BRG1 does not alter p16^INK4a cell cycle regulation. A 50 μg of nuclear lysates from WMM1175_p16^INK4a clones with stably integrated siRNA targeting BRG1 or a non-specific (NS) control siRNA were probed for BRG1 and topoisomerase II (Topo II) as a loading control. B 50 μg of total cell lysates extracted from WMM1175_p16^INK4a cells stably expressing either a BRG1-specific siRNA or a non-specific (NS) siRNA molecule, as indicated, were treated with PBS (-) or IPTG (+) for 24 h and probed for p16^INK4a and β-actin. C Cell proliferation was determined by MTS assay. D A proportion of the IPTG/mock treated cells were analyzed for changes in cell cycle distribution. Percent S-phase change was calculated (percent S-phase mock treated cells – percent S-phase IPTG treated cells) × 100/percent S-phase mock treated cells. E The same clones were seeded at low density (10³ cells/7.5 cm plate) and p16^INK4a expression was induced with 4 mM IPTG or cells mock treated and colony forming ability was assayed after 14 days.

Figure 6

BRG1 does not alter p16^INK4a driven senescence.
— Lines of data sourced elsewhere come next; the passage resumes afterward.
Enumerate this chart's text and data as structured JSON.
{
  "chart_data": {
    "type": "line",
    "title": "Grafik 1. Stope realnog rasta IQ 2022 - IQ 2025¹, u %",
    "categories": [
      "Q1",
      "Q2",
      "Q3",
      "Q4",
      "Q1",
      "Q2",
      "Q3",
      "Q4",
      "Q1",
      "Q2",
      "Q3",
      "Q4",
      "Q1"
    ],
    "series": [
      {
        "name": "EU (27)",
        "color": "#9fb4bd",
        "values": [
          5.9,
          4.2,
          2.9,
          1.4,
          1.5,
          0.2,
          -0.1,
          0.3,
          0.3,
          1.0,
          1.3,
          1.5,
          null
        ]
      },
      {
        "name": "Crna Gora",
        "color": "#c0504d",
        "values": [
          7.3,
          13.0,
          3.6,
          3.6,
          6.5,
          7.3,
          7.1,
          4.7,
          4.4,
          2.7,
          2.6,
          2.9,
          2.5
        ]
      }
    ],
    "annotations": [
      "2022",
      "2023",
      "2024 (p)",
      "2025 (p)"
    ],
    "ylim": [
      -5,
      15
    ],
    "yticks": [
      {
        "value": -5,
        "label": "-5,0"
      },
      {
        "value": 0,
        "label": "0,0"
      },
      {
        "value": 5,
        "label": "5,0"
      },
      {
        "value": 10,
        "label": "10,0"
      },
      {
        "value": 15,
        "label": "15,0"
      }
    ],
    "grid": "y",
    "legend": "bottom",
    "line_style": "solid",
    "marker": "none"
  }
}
WMM1175_p16^INK4a cells, BRG1 silenced (clone X1, left panel) or NS (clone E1, right panel), were exposed to 4 mM IPTG over a five-day period and analyzed by FACS analysis, Western blot and imunocytostaining: A 50 μg of total cell lysate were immunoblotted and probed for p16^INK4a, phospho-pRb (pRbSer^807/811) and as a loading control β-actin. B The accumulation of p16^INK4a, the cell proliferation marker Ki67, chromatin condensation (DAPI) and the appearance of SA-β-gal was analyzed by immunocytostaining in WMM1175_p16^INK4a. Enlarged images of cells (indicated with arrows) show DAPI-stained chromatin foci. Histograms correspond to the average ± s.d of at least two independent induction experiments from a total of at least 500 cells. LM, light microscopy. C FACS analysis by Forward Scatter (FSC) and Side Scatter (SSC) of clones demonstrate the senescence associated increase of cell size (FSC) and granularity (SSC) upon p16^INK4a induction.

Figure 7

Immunohistochemistry of melanomas for BRM, p16^INK4a and BRG1. Melanoma samples were stained for p16^INK4a and BRG1 with immunohistochemistry using DAB. BRM was stained using red fluorescence. Positive staining examples are presented in the right panel with no primary antibody control from the corresponding region in the left panel.